Quantitative Hennessy-Milner Theorems via Notions of Density

TL;DR

This paper extends the coalgebraic Hennessy-Milner theorem to a broader class of functors in metric spaces, including continuous probabilistic systems, by relaxing quantale restrictions and introducing notions of density and closure.

Contribution

It provides a more general quantitative coalgebraic Hennessy-Milner theorem applicable to functors in metric spaces, including continuous probabilistic systems, with relaxed quantale conditions.

Findings

First quantitative coalgebraic Hennessy-Milner theorem for functors in metric spaces.

Application to continuous probabilistic transition systems with Borel measures.
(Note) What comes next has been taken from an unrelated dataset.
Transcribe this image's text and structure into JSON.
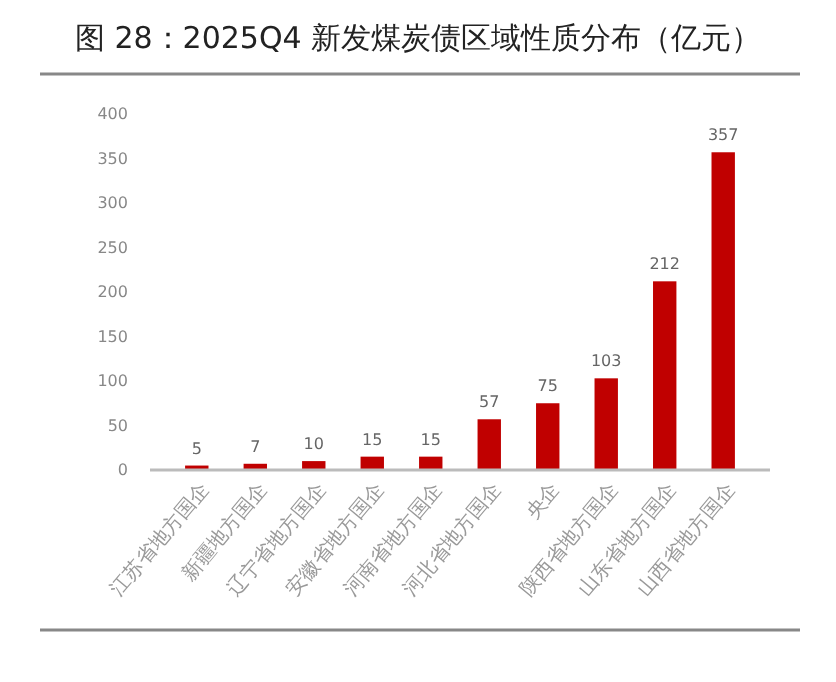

Introduction of notions of closure and density, extending Stone-Weierstrass theorem variants.

Abstract

The classical Hennessy-Milner theorem is an important tool in the analysis of concurrent processes; it guarantees that any two non-bisimilar states in finitely branching labelled transition systems can be distinguished by a modal formula. Numerous variants of this theorem have since been established for a wide range of logics and system types, including quantitative versions where lower bounds on behavioural distance (e.g.~in weighted, metric, or probabilistic transition systems) are witnessed by quantitative modal formulas. Both the qualitative and the quantitative versions have been accommodated within the framework of coalgebraic logic, with distances taking values in quantales, subject to certain restrictions, such as being so-called value quantales. While previous quantitative coalgebraic Hennessy-Milner theorems apply only to liftings of set functors to (pseudo-)metric spaces, in the present work we provide a quantitative coalgebraic Hennessy-Milner theorem that applies more widely to functors native to metric spaces; notably, we thus cover, for the first time, the well-known Hennessy-Milner theorem for continuous probabilistic transition systems, where transitions are given by Borel measures on metric spaces, as an instance. In the process, we also relax the restrictions imposed on the quantale, and additionally parametrize the technical account over notions of closure and, hence, density, providing associated variants of the Stone-Weierstrass theorem; this allows us to cover, for instance, behavioural ultrametrics.